Masalah ketiga, yakni paspor yang diterbitkan pihak perwakilan Indonesia di Negeri Sabah, baik oleh Konsulat Jenderal RI di Kota Kinabalu, maupun Konsulat RI di Tawau, sebenarnya hanya formalitas semata atas kerjasama majikan dengan pihak perwakilan negara `kita`. Paspor yang diterbitkan tersebut tidak menjamin WNI untuk aman dari keilegalan dan dipegang sepenuhnya oleh majikan sehingga WNI tidak bebas ke mana-mana.

Masalah berikutnya adalah tidak adanya tindakan tegas dari aparat untuk membendung pengiriman TKI ilegal tersebut, dengan berbagai pertimbangan.

Selanjutnya, sistem pengupahan yang tidak seragam, atau hanya berdasarkan kesepakatan antara pekerja dan pihak majikan, akan mengakibatkan TKI memilih hengkang dengan tidak membawa serta paspor miliknya yang dipegang oleh majikan sebelumnya, apabila di kemudian hari terjadi ketidakcocokan.

Berbagai aspek tersebut ditengarai menjadi pemicu banyaknya TKI yang tertangkap oleh aparat hukum, dan akhirnya dideportasi melalui Kabupaten Nunukan.

Sesuai data yang diperoleh dari Balai Pelayanan, Penempatan dan Perlindungan TKI (BP3TKI) Kabupaten Nunukan, selama tahun 2012 sebanyak 3.133 orang TKI dideportasi melalui Pelabuhan Tunon Taka Nunukan, yang terdiri atas 2.334 laki-laki, 624 perempuan dan 175 anak-anak, termasuk bayi yang dilahirkan di dalam PTS.

Para TKI yang dideportasi melalui Kabupaten Nunukan ini, banyak yang menderita penyakit gatal-gatal akibat air yang disediakan di dalam PTS sangat tidak layak, ditambah makanan yang diberikan seadanya dan aspek kesehatannya sangat diragukan.

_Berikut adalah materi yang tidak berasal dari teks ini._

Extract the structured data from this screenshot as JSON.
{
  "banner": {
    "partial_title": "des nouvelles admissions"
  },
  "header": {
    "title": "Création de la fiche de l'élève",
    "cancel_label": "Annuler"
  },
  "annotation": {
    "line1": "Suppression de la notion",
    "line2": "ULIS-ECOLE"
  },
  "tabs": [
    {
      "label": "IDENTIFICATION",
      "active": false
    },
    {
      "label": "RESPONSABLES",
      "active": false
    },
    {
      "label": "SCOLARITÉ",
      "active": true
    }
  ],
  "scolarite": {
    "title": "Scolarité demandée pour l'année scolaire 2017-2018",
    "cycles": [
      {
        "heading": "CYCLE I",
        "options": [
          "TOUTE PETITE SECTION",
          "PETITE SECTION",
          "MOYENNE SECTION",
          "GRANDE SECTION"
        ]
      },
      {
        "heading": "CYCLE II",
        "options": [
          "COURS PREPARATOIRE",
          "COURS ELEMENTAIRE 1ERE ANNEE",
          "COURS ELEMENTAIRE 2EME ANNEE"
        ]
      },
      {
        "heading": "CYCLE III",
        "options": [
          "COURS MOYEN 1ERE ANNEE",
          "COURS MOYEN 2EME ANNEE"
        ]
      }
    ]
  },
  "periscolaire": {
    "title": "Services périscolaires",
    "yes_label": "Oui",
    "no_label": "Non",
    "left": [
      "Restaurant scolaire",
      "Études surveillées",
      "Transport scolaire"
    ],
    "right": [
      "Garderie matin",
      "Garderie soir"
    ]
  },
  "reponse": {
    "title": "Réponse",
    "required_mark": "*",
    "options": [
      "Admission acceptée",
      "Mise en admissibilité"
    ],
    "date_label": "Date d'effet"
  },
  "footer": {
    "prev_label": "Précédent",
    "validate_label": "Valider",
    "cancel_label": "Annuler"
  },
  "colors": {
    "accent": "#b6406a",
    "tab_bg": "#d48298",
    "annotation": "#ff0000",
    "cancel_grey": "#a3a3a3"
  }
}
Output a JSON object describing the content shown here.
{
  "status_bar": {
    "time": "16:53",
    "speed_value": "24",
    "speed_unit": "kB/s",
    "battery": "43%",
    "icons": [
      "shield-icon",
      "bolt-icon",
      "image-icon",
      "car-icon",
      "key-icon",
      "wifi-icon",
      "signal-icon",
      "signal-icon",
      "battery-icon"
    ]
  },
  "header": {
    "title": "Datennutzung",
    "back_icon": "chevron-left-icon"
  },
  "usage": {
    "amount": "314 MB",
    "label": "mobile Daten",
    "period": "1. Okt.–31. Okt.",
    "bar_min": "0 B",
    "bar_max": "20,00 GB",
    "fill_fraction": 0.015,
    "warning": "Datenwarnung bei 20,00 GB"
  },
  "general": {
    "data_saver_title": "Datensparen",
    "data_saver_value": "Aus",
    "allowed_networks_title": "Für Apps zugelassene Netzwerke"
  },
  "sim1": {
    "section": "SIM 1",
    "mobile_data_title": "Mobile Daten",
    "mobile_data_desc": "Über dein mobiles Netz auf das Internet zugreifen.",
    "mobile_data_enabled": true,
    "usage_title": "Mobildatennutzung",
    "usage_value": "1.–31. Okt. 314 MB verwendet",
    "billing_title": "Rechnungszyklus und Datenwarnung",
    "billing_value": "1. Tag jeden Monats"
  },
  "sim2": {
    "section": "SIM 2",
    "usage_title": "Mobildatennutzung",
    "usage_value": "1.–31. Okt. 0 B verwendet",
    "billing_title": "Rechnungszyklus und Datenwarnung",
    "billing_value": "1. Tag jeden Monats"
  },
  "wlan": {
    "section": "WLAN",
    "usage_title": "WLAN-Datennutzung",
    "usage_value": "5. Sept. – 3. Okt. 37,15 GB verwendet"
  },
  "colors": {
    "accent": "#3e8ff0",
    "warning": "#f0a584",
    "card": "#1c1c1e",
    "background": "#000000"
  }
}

Hal itu antara lain diungkapkan salah seorang TKI deportasi bernama Hanafiah Aminoto, asal Adonara Nusa Tenggara Timur (NTT), yang diperkuat oleh keterangan dari petugas kesehatan pelabuhan yang menanganinya.

"Para TKI mengalami penyakit gatal-gatal disebabkan banyak faktor, di antaranya air yang digunakan kotor, tempat tidur yang kotor dan makanan yang dikonsumsi kurang bergizi," ujar dr Baharullah, petugas Kesehatan Pelabuhan Tunon Taka Nunukan beberapa waktu sebelumnya.

Kasi Perlindungan dan Pemberdayaan TKI BP3TKI Kabupaten Nunukan, Pardamean Siahaan mengakui penanganan TKI deportasi di Kabupaten Nunukan masih seadanya akibat belum adanya fasilitas yang memadai seperti rumah penampungan karena tidak adanya anggaran khusus dari pemerintah.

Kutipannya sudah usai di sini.